In this paper, by analyzing tight sandstone samples’ mineralogy content and determining the proportionate mineralogical content on each sample (especially clay composition proportion) and by considering different fracturing fluids, the friction characteristics of tight sandstone samples are investigated by friction experiments. Further, the effects of varying the friction coefficients are studied via numerical simulation studies to determine the optimal value of the friction coefficient which can form a complex network. In addition, this study can enhance hydraulic fracture optimization by guiding how to select fracturing for tight sandstone depending on its mineral content, so as to achieve the desired productivity.

2 Experimental study frictional characteristics of tight sandstone

2.1 Experimental setup

An indoor rock friction testing apparatus was designed and manufactured (Fig. 2), which has a precision of horizontal displacement of 2.0 μm. The spherical joints ensure the normal stress perpendicularly to the sliding direction under all conditions.

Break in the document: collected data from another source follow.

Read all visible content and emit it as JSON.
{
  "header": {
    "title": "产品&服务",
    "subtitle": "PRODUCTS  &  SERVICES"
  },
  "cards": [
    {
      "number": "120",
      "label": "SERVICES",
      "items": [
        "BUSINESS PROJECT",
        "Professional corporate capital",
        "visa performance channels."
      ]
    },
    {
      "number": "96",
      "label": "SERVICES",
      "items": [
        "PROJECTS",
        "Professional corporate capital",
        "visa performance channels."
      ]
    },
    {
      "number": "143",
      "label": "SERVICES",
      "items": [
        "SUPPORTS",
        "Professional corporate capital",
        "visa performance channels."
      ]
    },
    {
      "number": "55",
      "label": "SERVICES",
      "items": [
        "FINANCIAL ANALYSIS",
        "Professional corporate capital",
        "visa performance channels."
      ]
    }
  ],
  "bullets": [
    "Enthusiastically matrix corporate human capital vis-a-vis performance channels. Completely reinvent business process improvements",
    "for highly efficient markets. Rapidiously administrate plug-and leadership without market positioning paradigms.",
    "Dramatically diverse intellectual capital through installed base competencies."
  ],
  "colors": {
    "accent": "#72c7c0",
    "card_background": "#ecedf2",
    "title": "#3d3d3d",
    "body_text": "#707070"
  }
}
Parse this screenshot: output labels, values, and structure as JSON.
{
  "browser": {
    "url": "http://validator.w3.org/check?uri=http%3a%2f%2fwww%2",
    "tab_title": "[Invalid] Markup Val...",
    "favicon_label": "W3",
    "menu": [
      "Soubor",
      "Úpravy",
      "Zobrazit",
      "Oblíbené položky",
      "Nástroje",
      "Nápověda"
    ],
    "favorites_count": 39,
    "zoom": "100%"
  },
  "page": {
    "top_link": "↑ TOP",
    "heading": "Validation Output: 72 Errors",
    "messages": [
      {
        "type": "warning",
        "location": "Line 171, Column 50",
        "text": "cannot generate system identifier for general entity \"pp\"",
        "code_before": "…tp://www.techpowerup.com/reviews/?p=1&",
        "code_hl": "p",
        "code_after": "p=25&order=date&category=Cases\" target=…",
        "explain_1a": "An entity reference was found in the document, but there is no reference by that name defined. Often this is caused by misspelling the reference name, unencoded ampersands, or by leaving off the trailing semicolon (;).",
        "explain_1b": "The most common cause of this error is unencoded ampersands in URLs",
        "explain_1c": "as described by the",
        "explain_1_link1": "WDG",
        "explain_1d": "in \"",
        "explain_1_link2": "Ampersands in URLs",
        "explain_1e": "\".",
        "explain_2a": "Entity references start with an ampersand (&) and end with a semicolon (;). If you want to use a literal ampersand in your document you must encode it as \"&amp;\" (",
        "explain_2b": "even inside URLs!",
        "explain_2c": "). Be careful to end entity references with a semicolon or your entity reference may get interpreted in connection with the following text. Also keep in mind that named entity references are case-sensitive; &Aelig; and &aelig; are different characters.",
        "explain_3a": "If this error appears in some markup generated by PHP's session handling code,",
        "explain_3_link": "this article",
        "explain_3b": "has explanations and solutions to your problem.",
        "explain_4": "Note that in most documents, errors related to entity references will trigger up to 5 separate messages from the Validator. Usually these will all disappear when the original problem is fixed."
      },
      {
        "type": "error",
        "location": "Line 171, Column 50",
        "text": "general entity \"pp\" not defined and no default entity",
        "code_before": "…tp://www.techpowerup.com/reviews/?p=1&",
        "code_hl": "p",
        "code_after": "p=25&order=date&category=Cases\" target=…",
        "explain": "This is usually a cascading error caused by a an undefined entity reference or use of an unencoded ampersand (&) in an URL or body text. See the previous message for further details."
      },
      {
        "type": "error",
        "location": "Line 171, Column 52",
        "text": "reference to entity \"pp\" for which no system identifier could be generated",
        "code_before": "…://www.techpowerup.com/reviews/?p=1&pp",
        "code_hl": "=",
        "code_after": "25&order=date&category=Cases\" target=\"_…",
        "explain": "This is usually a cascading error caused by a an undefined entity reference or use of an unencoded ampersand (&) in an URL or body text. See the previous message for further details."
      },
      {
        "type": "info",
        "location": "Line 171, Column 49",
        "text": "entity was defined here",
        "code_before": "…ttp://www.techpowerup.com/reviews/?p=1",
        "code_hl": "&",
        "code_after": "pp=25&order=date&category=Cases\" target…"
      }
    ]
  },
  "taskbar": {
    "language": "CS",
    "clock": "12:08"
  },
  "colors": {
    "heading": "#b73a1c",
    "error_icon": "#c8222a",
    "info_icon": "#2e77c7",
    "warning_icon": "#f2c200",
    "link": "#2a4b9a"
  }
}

The design of liquid cells facilitates testing of rock friction characteristics in a fluid environment, with an integrated data acquisition system that can automatically record the drag force, micro-displacement, and normal pressure throughout the test.

Fig. 2

A newly designed rock friction testing device. a schematic diagram; b photograph

2.2 Tight sandstone samples’ geological characteristics and test methodologies

Test samples for this study, shown in Fig. 3, were sourced from the Changqing formation in the Chang7 tight sandstone oil play (commonly known as CQ tight sandstone). The mineralogy of the sample was determined by X-ray diffraction analysis, specific mineral content in all the samples includes plagioclase, dolomite, clay, and quartz.

Fig. 3

Friction test tight sandstone samples

As shown in Fig. 4, The clay content among the three samples is highest in sample C (30%), while sample A has the lowest amount at 20%. Further, the analysis results show that illite is the predominant clay mineral accounting for over 60 wt% in sample C, while sample B has the lowest at just under 50%. Other major clay components include illite/smectite, chlorite, and kaolinite.

Fig. 4

Absolute clay minerals of the samples A, B, and C tight sandstone

For this investigation, rock samples were separated and pretreated into three groups: tight sandstone dried at 105 °C for 24 h, tight sandstone saturated in deionized water (DI) for 5–10 min, and tight sandstone saturated in slickwater for 5–10 min. The experiment was conducted at 25 °C (room temperature). The frictional coefficient test matrix was shown in Table 1.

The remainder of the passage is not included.